The Menial Peripherals

JensM

All-Pro
Or other sundries.

I am currently sorting through chargers, batteries and other such stuff which tends to be somewhat overlooked at least by me. The stuff that is just there, if that makes sense. This turned into a rather large task, and it also gave room for some thoughts about other pheripherals and how they affect the primary parts in our systems, if not there or turning obsolete.

No battery? No charger? No Memory? - No way to make the camera work

Today I pulled together all the memory cards I could find, which are most of them. I have a handful of 4 and 8GBs out of control, but those are getting old, like single digit 00s old, and most likely resides in drawers, boxes and other intriguing hiding places to be found when looking for something else.

Memory cards.jpg

This is the hoard, sorted from left to right in age and speed and from top to bottom in memory size, with some odd ducks in the bottom middle. Not shown but found while rummaging in a drawer over Christmas is a Memory stick, which fitted in my first ever Digital camera, a 4Mp Konica with dual slots. The other one I think was an SD one, it had one of each.

Basically, on the picture are 4 different types of memory, the most common being the SD card, then the Micro SD cards in SD adapters, then the one CF type II and the now obsolete XD card that fits certain older Olympus and I believe, ditto Fujifilm models. Added to that, are the memorystick, which are not shown.

Top left is a 8Mb Canon card, it surfaced in a drawer, I noted the number 8 on it and didnt think about it any further, before I put it in a 10MP camera and tried taking a shot and it naturally wasnt able to store that. Most likely the card came along with a early Ixus somewhere around 2000.

The rest of them are more or less "current", I havent tried the oldest and smallest ones in the last and fastest model cameras I have, but I have tried larger and faster cards in old cameras and they seem to slow down a bit contra more appropriate sized and specced cards, and quite a few seems unable to use the entire card for storage.

For a case by case use it may not matter much as such, the oldies works within their limitation, and that is good enough for me. I anyhow end up asking myself what and when will the standard pass some sort of benchmark where the speeds and or sizes of the cards reaches a level where the camera buffers fails to feed the take to the card?

Or is it just overthink ?

For the SD cards, there seems to be some sort of watershed around 2009-2014, probably fitting to the standards of GB sizing back then.
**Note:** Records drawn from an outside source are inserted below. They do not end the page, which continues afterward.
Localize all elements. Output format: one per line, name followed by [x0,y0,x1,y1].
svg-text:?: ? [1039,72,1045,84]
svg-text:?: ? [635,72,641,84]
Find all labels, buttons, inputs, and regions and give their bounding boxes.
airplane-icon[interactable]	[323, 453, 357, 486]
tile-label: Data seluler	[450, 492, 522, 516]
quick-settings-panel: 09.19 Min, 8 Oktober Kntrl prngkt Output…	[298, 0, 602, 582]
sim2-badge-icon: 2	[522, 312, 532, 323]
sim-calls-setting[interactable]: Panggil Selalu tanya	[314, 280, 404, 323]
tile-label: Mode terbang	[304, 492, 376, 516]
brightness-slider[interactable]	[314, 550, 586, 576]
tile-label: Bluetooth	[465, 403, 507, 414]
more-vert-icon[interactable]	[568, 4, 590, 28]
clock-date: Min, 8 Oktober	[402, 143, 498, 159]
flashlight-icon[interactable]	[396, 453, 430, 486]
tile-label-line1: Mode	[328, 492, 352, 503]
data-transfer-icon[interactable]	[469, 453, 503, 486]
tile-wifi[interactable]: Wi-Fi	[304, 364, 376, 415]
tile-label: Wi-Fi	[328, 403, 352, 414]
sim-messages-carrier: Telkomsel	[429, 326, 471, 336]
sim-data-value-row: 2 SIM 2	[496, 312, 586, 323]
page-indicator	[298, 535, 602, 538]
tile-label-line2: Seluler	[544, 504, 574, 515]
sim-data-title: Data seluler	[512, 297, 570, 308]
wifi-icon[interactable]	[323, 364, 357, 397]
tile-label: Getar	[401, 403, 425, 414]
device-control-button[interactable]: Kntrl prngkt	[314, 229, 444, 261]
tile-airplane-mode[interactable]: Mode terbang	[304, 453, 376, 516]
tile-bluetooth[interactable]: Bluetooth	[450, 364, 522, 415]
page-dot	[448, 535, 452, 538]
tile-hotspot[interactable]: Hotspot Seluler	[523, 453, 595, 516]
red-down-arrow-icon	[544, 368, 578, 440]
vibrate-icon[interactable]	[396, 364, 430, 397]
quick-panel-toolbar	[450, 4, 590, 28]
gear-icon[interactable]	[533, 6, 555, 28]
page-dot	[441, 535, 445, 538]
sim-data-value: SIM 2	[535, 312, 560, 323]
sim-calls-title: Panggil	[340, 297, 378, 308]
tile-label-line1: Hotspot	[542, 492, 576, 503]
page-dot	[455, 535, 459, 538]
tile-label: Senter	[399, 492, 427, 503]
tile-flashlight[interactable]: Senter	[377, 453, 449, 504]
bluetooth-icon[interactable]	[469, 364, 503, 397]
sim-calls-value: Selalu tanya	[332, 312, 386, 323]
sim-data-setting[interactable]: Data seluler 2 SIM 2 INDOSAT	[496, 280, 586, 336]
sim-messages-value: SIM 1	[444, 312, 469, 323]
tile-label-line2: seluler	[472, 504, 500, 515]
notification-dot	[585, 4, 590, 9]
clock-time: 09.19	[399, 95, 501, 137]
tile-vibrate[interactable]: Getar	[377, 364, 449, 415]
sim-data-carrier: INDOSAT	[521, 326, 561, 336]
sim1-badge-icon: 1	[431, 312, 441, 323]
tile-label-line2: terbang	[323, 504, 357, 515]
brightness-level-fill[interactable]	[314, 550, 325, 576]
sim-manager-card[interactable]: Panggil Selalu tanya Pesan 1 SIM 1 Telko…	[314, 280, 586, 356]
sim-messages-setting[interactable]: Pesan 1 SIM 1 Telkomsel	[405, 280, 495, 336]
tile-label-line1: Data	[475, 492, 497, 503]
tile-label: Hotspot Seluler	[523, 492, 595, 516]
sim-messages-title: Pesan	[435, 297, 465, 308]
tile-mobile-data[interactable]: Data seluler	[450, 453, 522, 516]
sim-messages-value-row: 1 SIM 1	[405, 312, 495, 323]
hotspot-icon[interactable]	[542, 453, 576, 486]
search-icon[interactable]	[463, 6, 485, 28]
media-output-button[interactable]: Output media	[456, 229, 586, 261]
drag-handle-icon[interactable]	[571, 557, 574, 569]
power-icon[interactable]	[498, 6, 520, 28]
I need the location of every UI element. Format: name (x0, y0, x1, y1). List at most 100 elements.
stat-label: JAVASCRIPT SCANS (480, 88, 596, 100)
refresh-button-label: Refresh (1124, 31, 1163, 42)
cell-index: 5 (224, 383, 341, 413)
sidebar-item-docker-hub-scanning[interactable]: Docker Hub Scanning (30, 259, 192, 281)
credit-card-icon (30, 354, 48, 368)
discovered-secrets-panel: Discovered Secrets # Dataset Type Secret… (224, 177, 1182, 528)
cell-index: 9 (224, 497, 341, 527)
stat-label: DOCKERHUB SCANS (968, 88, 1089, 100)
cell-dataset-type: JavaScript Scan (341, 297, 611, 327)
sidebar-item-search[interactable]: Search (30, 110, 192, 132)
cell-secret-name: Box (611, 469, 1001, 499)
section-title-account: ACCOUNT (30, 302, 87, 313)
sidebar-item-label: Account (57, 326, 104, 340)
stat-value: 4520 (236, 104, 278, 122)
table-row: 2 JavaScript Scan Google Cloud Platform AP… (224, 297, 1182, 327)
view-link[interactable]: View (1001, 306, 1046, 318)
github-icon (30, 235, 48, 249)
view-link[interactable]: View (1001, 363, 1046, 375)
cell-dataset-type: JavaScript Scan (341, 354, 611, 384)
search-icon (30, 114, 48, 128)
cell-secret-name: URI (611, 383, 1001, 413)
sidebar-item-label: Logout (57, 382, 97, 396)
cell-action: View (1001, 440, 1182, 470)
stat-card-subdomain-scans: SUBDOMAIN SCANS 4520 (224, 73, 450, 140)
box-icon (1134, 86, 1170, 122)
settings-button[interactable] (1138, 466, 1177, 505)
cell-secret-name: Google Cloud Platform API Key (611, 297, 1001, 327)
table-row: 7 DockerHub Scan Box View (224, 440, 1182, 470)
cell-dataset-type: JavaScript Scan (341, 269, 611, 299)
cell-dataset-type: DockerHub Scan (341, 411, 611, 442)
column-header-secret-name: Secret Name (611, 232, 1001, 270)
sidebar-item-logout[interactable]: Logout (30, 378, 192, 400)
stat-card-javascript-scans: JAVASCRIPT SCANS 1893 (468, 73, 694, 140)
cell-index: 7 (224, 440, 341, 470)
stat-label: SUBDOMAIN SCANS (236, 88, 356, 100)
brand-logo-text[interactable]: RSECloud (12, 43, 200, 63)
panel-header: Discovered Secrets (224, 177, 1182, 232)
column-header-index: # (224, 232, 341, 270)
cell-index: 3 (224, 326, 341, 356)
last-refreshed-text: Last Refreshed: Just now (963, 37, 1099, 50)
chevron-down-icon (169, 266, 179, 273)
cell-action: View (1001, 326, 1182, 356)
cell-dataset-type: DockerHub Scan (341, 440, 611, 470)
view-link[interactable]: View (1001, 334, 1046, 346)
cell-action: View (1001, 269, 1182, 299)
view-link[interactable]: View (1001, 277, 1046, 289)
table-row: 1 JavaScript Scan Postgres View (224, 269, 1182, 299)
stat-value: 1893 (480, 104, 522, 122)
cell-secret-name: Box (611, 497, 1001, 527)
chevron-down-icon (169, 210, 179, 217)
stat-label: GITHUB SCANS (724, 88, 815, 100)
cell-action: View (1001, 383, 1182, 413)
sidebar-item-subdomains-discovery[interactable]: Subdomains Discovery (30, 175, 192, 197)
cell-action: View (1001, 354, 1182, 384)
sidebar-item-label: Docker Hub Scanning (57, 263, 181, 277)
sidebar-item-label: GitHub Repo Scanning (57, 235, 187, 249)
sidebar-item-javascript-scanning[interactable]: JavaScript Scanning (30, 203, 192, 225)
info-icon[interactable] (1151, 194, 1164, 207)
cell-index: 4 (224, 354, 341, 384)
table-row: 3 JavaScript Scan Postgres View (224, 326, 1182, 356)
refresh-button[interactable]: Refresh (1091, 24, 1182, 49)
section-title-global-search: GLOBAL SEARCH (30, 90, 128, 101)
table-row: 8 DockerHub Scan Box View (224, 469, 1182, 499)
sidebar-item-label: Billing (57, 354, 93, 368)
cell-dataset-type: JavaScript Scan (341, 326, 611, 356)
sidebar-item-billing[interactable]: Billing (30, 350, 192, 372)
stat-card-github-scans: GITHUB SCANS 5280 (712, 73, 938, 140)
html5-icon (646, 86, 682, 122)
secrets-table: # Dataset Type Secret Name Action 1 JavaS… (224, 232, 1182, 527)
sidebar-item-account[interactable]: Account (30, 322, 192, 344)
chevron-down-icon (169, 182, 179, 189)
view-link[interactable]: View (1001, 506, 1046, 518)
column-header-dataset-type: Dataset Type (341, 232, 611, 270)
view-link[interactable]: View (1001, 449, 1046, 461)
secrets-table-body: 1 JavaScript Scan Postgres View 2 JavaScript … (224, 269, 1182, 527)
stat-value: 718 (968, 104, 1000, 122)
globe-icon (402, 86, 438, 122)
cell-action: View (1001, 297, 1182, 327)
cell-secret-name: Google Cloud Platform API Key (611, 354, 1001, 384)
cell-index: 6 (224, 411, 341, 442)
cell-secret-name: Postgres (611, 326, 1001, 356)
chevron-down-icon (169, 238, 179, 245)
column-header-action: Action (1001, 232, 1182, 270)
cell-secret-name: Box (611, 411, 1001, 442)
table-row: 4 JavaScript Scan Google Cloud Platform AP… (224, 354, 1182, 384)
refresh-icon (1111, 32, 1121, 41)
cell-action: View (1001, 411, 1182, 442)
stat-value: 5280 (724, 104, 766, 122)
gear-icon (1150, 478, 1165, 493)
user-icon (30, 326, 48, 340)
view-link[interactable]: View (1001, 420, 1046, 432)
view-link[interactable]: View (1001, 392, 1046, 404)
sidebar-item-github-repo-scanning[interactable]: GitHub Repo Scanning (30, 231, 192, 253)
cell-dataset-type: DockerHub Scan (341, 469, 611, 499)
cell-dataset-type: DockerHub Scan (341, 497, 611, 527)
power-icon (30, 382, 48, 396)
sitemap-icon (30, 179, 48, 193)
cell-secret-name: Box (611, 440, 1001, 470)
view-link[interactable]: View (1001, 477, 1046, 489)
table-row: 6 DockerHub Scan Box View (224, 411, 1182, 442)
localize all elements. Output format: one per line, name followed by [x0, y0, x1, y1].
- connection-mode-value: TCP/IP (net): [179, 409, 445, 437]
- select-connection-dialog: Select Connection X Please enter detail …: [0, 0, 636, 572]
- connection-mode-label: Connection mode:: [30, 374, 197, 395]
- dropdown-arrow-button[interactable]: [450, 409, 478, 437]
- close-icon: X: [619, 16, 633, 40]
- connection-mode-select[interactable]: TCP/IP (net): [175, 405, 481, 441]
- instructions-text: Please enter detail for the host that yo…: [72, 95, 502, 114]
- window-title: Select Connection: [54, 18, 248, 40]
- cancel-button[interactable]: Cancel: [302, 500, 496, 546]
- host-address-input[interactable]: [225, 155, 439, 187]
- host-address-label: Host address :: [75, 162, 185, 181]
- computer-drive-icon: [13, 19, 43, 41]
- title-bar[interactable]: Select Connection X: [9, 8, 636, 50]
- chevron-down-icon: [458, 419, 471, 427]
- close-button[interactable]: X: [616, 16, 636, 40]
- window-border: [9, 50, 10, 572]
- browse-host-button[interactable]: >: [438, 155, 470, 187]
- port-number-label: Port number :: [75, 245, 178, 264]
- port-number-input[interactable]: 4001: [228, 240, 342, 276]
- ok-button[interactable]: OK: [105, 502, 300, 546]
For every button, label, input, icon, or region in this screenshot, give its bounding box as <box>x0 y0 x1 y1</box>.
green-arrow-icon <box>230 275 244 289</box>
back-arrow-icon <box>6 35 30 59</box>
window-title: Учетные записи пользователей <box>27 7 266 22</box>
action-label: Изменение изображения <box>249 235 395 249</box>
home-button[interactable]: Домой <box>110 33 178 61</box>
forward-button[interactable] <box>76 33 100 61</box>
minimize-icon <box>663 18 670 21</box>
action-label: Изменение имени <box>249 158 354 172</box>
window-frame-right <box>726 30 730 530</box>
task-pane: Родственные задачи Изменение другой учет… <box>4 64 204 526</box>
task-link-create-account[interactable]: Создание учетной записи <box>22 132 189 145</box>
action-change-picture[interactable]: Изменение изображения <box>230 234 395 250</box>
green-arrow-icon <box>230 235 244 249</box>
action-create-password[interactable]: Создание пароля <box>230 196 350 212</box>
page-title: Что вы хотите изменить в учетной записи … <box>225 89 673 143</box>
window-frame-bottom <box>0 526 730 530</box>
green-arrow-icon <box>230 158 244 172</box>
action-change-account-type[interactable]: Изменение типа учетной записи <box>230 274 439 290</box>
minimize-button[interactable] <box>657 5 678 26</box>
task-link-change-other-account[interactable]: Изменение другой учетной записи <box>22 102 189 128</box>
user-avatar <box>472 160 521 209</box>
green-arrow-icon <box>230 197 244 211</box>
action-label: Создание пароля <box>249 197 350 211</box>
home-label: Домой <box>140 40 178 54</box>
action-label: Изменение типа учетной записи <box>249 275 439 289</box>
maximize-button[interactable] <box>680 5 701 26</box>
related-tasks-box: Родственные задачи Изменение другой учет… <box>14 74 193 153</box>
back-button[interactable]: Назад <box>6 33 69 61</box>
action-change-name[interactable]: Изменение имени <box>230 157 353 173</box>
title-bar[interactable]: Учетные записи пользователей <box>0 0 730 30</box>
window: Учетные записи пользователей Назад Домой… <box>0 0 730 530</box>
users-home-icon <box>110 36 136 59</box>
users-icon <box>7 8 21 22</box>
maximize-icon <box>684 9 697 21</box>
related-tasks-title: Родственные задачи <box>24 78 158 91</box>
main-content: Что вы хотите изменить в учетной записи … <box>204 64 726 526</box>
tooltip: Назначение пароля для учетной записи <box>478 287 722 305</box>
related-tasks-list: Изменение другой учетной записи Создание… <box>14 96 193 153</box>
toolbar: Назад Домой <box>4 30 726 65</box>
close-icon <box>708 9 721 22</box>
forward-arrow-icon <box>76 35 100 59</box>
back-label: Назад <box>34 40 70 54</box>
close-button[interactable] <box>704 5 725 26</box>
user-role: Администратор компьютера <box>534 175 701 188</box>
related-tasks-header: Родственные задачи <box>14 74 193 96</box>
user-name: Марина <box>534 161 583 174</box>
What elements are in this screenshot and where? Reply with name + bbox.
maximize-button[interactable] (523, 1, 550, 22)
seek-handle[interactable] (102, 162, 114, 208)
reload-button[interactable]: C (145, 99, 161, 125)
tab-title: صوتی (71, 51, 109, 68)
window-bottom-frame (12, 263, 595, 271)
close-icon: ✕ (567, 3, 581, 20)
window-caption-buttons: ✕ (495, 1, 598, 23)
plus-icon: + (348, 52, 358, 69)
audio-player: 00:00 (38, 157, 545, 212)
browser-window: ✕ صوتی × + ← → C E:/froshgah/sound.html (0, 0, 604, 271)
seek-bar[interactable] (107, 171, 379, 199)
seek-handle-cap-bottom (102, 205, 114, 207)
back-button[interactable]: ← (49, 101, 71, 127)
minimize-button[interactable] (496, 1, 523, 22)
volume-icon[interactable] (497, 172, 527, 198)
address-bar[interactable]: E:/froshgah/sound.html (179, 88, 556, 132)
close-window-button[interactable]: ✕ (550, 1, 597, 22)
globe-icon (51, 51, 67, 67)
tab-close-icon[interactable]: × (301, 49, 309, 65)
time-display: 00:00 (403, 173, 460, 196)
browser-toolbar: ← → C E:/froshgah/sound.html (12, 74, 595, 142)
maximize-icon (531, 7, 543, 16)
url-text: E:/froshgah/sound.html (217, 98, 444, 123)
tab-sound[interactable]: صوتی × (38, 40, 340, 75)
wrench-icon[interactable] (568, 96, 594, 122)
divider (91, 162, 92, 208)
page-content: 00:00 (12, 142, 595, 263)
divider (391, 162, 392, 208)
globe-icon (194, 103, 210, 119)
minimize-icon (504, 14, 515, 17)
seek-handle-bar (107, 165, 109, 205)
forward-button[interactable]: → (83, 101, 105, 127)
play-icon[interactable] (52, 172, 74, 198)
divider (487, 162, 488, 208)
For the CF cards, there seems to be some sort of "hard" cut-off, the two cameras (Oly 400 and 410) I have that uses CF type II can not utilize larger CF cards than 8 GB. The cameras also have slots for the XD card. Finding a 8GB CF type II card today is a somewhat lackluster experience and that is before opening the can of worms that are XD cards.

Even if one manage to get something going, then there is the question of getting the content of the cards into a computer for processing. CF card readers I think are still current, but the XD readers not so much.

Am I going somewhere with this?

Probably not, it is just some observations, while sorting stuff and pondering the massive amount of non-standardised or obsolete standard stuff, spread out over a couple of short decades, combined with an interest of keeping older digital cameras going. Worth noting is that I could pop a 35 mm film into any camera made for that standard between 1932/33 up to around 2002ish, crank it forward and snapping away.

Not that film is a medium I want to go back to, per se, but - standards! :unsure:
 
Jens, I have card readers that can read anything that either you or I have (including your memory stick), but I do understand the problem. Same issue applies with computer memory and peripherals.

My oldest card is a 32 MB Nikon CF (rebranded Sandisk) that came with my now dead Nikon Coolpix E5000. It was my first serious digital camera.

I remember paying over AUD 150 for a 512 MB card and card reader for that camera. I recently bought a top of the range, 256 GB Sandisk micro-SD card for one of our tablets. It cost around AUD 102 ... 500x the size, about 50x faster, and two thirds the price.